In realtà ho iniziato con una birra che sarebbe andata piuttosto tra le ultime, ossia la Vingraf 2016 di Antica Contea (uno dei birrifici italiani ospiti): ultimo fusto quasi alla fine, prendere o lasciare (e quindi prendere). Trattasi di una Iga con mosto di Sauvignon dell’azienda agricola Casa delle Rose di Ruttars, maturata in tonneau di rovere. In un primo momento a fare da padrona è la fruttatura, una girandola di aromi che arriva a toccare persino qualche nota di frutta tropicale; poi, al salire della temperatura, emerge anche la componente del legno, che rimane comunque ben bilanciata nel gioco con la fruttatura, prima di un finale secco e di un acidulo fresco. Si conferma, nelle varie annate (avevo già provato la 2014 e la 2015), una birra ben riuscita.
Venendo alle fruit sour, sono partita con quelle del canadese Collective Arts Brewing; che a mio avviso si distingue, almeno per quelle che ho provato, per una netta tendenza a far prevalere la frutta. Cito ad esempio la Pina Colada, con lattosio, cocco e ananas; e la Blueberry with Cocoa Nibs, con mirtilli e cacao. Senz’altro gradevoli da bere e dall’acidità ben smorzata dalla frutta, forse eresia per coloro che usano inveire contro le birre che assomigliano un po’ troppo a succhi di frutta. Più equilibrata la “Si sente che è diversa”, Apa con mango aggiunto in fermentazione del goriziano The Lure (altro ospite italiano), in cui la frutta si armonizza in maniera equilibrata con la luppolatura e con l’acidità stessa, che ha un suo ruolo nel mantenere il gioco d’insieme.

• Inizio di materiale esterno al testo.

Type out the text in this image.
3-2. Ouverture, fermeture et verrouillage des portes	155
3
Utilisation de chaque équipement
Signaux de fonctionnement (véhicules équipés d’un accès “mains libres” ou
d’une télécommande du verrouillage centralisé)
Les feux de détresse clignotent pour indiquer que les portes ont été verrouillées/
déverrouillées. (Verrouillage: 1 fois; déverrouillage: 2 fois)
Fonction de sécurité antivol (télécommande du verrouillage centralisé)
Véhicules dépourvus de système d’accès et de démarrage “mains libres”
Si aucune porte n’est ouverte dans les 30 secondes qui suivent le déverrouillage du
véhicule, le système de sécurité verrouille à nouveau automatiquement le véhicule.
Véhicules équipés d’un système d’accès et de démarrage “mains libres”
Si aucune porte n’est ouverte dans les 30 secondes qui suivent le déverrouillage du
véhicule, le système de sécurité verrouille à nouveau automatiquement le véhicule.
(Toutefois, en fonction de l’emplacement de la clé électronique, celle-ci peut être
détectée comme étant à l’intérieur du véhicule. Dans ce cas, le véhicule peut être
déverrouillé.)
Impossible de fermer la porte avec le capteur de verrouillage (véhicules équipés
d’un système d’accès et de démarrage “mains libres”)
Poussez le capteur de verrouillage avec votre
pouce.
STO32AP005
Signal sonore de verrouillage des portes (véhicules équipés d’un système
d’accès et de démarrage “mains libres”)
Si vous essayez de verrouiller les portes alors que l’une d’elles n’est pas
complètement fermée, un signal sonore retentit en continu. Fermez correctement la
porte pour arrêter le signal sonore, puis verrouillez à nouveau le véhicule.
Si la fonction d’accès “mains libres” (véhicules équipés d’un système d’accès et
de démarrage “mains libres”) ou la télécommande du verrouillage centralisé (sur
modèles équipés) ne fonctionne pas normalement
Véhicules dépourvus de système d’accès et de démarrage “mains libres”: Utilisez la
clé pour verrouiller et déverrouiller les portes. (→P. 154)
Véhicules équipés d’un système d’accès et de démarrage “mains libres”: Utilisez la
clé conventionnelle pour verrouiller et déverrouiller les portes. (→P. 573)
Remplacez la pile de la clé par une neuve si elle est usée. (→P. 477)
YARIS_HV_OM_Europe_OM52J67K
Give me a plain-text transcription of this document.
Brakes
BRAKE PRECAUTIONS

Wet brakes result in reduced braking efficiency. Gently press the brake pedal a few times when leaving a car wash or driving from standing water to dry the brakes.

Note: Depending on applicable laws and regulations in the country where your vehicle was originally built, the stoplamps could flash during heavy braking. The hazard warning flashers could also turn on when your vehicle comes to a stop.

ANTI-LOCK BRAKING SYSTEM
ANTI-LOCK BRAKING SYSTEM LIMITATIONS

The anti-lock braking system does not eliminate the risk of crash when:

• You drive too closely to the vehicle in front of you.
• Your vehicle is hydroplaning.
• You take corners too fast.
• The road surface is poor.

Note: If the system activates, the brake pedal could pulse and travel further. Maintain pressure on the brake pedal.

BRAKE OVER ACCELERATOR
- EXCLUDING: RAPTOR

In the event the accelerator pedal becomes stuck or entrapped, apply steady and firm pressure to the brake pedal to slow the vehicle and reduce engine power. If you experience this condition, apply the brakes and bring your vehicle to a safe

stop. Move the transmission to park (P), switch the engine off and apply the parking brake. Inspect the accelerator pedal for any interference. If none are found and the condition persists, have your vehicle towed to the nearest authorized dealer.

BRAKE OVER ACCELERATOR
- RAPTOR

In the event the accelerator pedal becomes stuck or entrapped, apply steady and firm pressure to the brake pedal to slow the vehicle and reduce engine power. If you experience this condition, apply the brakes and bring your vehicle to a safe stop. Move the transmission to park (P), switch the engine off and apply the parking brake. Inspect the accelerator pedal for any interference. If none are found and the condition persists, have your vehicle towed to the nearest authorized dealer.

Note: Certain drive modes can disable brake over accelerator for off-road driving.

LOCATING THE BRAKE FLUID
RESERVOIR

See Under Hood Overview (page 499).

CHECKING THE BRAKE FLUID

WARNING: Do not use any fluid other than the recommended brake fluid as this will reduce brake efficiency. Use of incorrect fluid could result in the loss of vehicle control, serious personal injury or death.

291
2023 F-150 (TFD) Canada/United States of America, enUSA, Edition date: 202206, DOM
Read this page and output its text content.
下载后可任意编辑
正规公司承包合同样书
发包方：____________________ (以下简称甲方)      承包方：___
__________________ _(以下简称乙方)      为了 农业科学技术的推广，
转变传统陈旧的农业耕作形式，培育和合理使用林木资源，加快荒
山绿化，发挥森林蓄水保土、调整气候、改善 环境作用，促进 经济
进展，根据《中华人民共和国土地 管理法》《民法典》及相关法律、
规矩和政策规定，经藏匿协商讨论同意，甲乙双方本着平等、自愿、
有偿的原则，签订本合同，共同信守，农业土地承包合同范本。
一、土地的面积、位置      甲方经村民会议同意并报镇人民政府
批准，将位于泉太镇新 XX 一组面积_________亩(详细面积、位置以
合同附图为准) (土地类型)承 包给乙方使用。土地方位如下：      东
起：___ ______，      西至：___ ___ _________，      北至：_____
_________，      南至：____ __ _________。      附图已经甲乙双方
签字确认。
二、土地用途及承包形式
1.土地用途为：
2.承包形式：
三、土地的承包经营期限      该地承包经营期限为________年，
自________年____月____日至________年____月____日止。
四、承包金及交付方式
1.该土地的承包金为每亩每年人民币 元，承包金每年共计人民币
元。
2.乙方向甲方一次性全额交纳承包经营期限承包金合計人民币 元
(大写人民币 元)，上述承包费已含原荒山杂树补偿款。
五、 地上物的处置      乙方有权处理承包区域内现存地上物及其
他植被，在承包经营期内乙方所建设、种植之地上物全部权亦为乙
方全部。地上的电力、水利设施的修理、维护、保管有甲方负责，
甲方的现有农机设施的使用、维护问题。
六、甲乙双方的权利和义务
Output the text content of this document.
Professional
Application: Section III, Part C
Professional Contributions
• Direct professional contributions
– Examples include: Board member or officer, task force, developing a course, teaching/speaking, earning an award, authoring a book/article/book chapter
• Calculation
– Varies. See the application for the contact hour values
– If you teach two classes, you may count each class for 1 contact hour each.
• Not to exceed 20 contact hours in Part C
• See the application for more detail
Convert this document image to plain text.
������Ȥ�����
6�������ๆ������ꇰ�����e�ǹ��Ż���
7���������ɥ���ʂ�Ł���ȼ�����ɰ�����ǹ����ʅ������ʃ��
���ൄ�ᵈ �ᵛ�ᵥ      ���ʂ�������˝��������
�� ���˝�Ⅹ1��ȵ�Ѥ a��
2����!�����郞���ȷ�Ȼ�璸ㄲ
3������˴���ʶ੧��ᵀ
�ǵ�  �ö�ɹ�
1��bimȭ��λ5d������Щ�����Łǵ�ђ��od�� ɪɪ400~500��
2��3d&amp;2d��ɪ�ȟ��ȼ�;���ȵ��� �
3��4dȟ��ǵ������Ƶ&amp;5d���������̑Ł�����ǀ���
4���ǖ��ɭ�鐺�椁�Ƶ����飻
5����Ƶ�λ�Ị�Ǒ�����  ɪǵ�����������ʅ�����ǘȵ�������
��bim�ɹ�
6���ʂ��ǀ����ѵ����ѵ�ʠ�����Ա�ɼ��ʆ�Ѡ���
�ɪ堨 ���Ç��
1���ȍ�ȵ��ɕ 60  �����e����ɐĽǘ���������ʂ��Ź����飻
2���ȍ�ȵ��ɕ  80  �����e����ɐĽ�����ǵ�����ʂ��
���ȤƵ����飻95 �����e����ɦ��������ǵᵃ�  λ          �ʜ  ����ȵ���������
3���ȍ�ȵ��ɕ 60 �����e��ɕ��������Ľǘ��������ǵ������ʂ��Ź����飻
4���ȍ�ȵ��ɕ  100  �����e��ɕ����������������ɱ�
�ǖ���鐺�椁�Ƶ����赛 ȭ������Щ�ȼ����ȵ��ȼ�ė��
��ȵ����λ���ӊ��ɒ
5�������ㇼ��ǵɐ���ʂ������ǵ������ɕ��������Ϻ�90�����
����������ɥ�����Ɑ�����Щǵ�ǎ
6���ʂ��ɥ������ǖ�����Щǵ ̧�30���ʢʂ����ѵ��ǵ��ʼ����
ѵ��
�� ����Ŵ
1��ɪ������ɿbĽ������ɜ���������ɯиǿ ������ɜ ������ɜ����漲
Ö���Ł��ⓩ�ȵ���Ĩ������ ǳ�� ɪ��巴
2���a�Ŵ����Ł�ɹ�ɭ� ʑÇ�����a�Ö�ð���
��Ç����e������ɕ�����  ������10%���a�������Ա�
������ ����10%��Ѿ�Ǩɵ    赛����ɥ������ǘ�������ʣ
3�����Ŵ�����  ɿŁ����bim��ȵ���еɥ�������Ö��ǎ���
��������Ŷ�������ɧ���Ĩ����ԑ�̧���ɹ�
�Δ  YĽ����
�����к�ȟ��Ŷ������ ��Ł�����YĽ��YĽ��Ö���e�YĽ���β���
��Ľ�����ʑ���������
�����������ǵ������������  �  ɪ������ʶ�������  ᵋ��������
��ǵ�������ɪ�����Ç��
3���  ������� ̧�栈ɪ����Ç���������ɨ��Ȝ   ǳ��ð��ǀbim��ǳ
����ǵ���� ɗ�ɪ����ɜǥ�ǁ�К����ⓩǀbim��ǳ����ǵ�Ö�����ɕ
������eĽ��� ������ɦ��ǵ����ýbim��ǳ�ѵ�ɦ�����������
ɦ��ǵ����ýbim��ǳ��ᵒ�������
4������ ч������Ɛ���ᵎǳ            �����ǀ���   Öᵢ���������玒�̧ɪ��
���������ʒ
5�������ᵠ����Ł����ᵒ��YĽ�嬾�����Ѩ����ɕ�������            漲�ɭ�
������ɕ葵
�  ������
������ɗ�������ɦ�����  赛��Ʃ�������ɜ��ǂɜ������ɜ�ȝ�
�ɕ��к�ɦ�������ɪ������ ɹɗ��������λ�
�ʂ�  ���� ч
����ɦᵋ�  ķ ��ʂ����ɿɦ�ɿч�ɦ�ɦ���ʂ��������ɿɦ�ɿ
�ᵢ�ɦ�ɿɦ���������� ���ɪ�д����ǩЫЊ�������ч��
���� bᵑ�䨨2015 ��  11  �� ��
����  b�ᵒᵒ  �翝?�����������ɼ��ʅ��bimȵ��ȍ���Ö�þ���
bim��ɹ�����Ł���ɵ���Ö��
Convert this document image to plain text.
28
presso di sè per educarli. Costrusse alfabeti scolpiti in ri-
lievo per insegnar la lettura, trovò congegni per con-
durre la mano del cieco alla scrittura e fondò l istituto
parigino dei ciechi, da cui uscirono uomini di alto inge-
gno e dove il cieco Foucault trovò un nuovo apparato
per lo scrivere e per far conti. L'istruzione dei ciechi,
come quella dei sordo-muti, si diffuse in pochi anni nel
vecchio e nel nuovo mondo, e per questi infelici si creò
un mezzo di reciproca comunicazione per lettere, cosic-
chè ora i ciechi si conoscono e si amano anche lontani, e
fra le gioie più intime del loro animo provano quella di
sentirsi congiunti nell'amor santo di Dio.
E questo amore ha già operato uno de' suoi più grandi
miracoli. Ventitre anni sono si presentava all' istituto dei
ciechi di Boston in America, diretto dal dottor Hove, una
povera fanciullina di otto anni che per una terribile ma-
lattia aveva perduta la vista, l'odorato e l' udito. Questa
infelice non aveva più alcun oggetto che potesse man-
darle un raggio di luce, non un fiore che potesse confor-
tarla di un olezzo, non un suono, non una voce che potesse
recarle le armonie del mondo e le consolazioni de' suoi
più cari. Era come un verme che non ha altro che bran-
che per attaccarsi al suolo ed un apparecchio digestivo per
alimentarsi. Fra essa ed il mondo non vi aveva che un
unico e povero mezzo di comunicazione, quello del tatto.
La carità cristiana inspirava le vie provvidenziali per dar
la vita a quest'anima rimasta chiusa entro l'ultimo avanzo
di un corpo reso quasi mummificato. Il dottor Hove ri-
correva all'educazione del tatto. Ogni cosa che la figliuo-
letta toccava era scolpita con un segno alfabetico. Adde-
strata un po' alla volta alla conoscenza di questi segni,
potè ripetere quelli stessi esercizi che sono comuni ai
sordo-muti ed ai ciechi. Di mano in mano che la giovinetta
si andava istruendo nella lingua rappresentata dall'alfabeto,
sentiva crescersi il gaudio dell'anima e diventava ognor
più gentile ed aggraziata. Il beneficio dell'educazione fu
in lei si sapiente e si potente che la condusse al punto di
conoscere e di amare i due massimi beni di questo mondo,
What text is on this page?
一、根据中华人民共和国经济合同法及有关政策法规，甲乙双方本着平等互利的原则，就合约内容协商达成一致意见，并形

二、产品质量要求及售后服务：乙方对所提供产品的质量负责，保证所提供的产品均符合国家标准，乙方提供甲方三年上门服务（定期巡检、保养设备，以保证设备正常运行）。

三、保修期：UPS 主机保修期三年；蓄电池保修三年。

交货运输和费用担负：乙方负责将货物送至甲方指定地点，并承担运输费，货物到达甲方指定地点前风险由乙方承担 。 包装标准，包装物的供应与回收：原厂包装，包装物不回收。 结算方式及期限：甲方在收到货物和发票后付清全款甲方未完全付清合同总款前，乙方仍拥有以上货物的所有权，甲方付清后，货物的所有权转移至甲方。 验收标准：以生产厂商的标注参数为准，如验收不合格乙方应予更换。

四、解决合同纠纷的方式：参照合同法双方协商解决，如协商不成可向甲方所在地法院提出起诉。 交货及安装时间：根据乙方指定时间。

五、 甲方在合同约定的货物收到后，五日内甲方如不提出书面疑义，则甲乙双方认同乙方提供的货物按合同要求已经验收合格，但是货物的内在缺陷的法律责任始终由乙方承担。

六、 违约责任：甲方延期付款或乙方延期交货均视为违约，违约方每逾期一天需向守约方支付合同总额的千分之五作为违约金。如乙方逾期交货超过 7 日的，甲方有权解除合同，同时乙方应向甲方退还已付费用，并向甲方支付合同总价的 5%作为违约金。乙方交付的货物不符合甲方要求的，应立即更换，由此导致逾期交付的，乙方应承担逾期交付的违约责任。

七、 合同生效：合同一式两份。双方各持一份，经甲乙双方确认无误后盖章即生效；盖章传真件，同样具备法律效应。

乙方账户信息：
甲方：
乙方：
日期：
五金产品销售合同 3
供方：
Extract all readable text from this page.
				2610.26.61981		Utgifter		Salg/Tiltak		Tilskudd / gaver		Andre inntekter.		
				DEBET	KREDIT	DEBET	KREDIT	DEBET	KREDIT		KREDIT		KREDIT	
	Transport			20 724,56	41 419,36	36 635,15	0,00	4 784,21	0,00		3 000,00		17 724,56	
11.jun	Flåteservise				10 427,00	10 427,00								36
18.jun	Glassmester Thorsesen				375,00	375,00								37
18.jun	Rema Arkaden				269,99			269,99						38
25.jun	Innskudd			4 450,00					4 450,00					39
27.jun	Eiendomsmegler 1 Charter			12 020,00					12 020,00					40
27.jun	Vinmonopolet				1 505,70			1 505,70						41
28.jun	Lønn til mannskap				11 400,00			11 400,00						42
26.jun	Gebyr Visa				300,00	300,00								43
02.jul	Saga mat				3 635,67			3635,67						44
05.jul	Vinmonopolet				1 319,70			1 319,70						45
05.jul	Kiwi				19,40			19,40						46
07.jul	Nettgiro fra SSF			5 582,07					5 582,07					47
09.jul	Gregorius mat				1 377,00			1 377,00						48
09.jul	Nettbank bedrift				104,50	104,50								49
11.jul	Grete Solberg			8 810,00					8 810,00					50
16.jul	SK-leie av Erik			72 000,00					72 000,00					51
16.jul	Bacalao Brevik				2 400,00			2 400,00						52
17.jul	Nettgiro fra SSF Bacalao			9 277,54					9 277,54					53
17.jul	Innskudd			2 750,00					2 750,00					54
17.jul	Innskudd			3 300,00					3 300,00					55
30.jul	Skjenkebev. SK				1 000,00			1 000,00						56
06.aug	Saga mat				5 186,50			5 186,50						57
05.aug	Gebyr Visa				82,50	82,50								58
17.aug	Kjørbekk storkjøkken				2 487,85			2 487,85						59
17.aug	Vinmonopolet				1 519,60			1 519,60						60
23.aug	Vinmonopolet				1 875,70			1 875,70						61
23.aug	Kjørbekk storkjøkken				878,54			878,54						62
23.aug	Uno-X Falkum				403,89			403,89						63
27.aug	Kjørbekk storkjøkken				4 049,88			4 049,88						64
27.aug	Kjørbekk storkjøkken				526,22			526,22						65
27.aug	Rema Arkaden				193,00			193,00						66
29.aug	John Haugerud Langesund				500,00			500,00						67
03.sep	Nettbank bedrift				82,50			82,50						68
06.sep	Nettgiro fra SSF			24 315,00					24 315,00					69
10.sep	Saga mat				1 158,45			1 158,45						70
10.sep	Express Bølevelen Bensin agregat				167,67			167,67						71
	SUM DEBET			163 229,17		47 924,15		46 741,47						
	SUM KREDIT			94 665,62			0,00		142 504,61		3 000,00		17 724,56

Meno scontata sotto questo profilo la Fake Bake di Overworks, che sulla carta sembrava – a dispetto del nome – una vera e propria torta frangipane, a cui afferma di essere ispirata: una pastry stout con marmellata di ciliege e mandorle, maturata in botti di rye whisky. Incredibile a dirsi, ma è e rimane una birra, in cui la base di stout gioca a rincorrersi con la frutta e la mandorla. Finale pulito grazie all’acidità elegante, senza persistenze stucchevoli, e più secca di quel che ci si potrebbe aspettare.
Chiudo dedicando qualche riga al dialogo che ho avuto il piacere di condurre con Hellsandro, artista goriziano che disegna le etichette delle lattine di The Lure. Un dialogo che ha messo in evidenza, se mai ce ne fosse stato bisogno, come la questione del design delle lattine e della lattina “come opera d’arte” stia diventando anche in Italia una faccenda serissima; e come si stia esplorando, sia da parte dei birrai che degli artisti, il legame tra arte e birra. Nel caso di specie, poi, è curioso notare come non ci sia solo una questione di identificazione tra disegno e birra, ma la volontà di raccontare una vera e propria storia, una sorta di fumetto, legato in qualche modo alla birra in questione. Una via già esplorata da altri, ma che qui ha raggiunto forme di compiutezza che non mi era capitato di vedere prima.
Intanto Acido Acida ha già annunciato che anche per il 2021 manterrà la data di fine estate, dal 2 al 5 settembre, dati i tempi tecnici necessari per organizzare una nuova edizione in tempi in cui ancora sussistono limitazioni ai viaggi e agli eventi; con un’edizione interamente dedicata a Londra e alle sue birre.